Petraeus to revamp Afghan plan

New Centcom boss weaving together overarching strategy

New head of the U.S. Central Command, U.S. Army Gen. David Petraeus, left, shakes hands with outgoing head U.S. Army Lt. Gen. Martin Dempsey at MacDill Air Force Base  on Friday.  (Associated Press / The Spokesman-Review)
By Julian E. Barnes Los Angeles Times

MACDILL AIR FORCE BASE, Fla. – The most important task for Gen. David Petraeus, installed as head of U.S Central Command, will be developing a single coherent strategy for Afghanistan, Defense Secretary Robert Gates said Friday.

Petraeus took command of Centcom and responsibility for overseeing the wars in Iraq and Afghanistan at a ceremony Friday at MacDill Air Force Base near Tampa.

Petraeus was the top U.S. commander in Iraq.

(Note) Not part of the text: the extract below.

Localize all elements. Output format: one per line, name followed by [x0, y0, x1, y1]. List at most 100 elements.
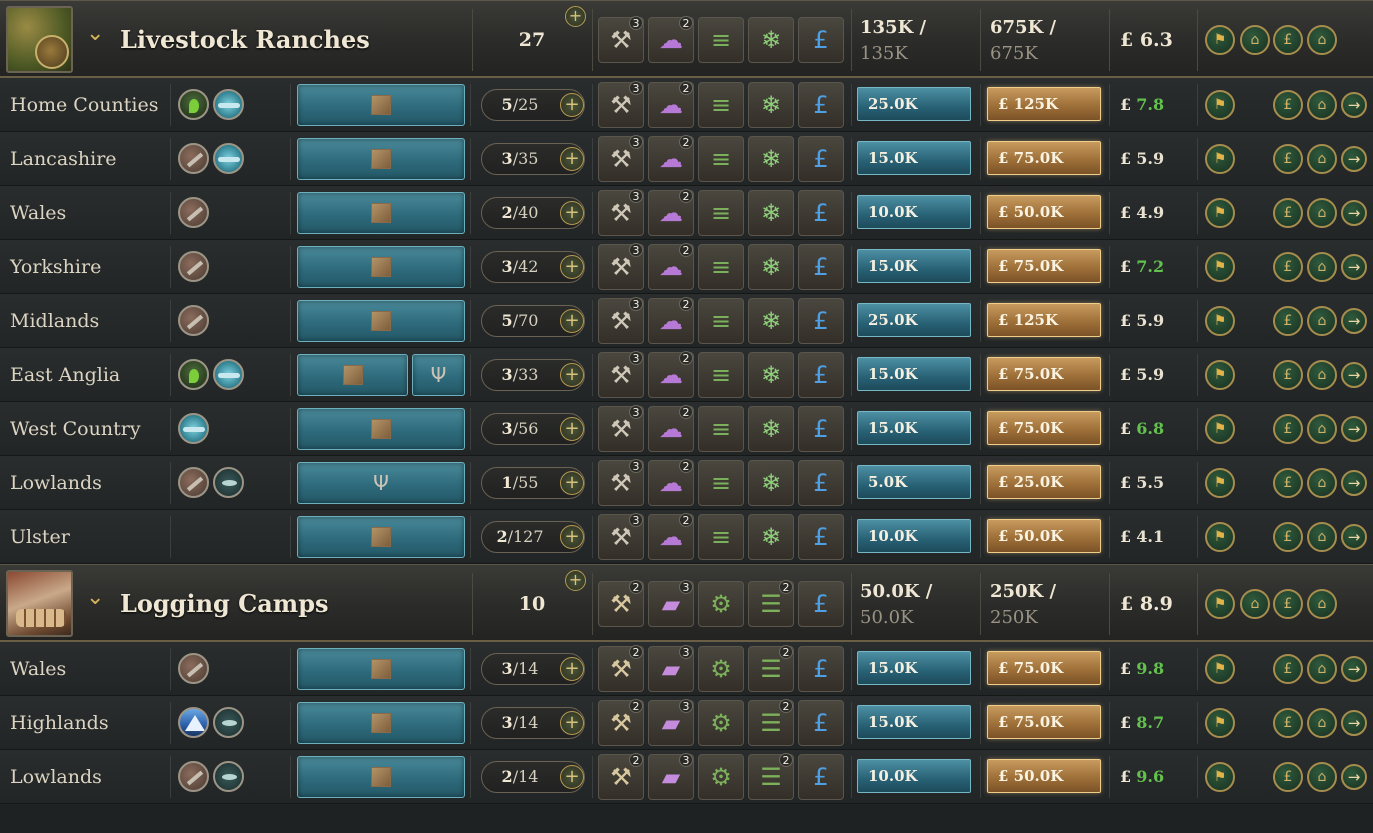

Now, as the top regional commander, he will continue to oversee that war, but at Centcom, his most urgent task will be helping to craft a new strategy for the war in Afghanistan.

“Under his leadership our troops have dealt our enemies in Iraq a tremendous blow,” Gates said. “Now he will take aim at our adversaries in Afghanistan.”

Later in the day, during a news conference aboard his plane, Gates said that Petraeus will have to find a way to weave together various ongoing military reviews of the Afghanistan war into a single strategy as well as to better coordinate various reconstruction efforts.

“We’ve got four or five different strategies going on right now. At some point all of that has to come together and we need to have one coherent plan that everyone signs up for,” Gates said.

The conflict in Afghanistan has grown more violent this year. In its closing days, the Bush administration National Security Council has initiated a broad strategy review. The Joint Chiefs of Staff also have a planning effort under way, designed in part to present options to the next administration. Petraeus is working on his own plan for Afghanistan. In addition, NATO is also engaged in a strategic planning effort.

For all the efforts, a crucial question concerns the number of troops needed. President Bush has announced that an additional Army brigade, about 3,500 soldiers, will go to Afghanistan early next year. But U.S. commanders in Afghanistan have said they need as many as 20,000 more troops.

Gates said he had briefly discussed with Petraeus the appeal from commanders in Afghanistan for three additional brigades. That request has not formally been presented to Gates, but he said he told Petraeus he thought it was something the United States should “satisfy in the course of 2009.”

Still, Gates sounded skeptical about the need for additional troops beyond those brigades and said U.S. allies were unlikely to send more troops.

“What I would like to see and I think what everybody would like to see is the most rapid possible further expansion of Afghan military forces,” Gates said, “because this needs to be an Afghan war and not an American war and not a NATO war.”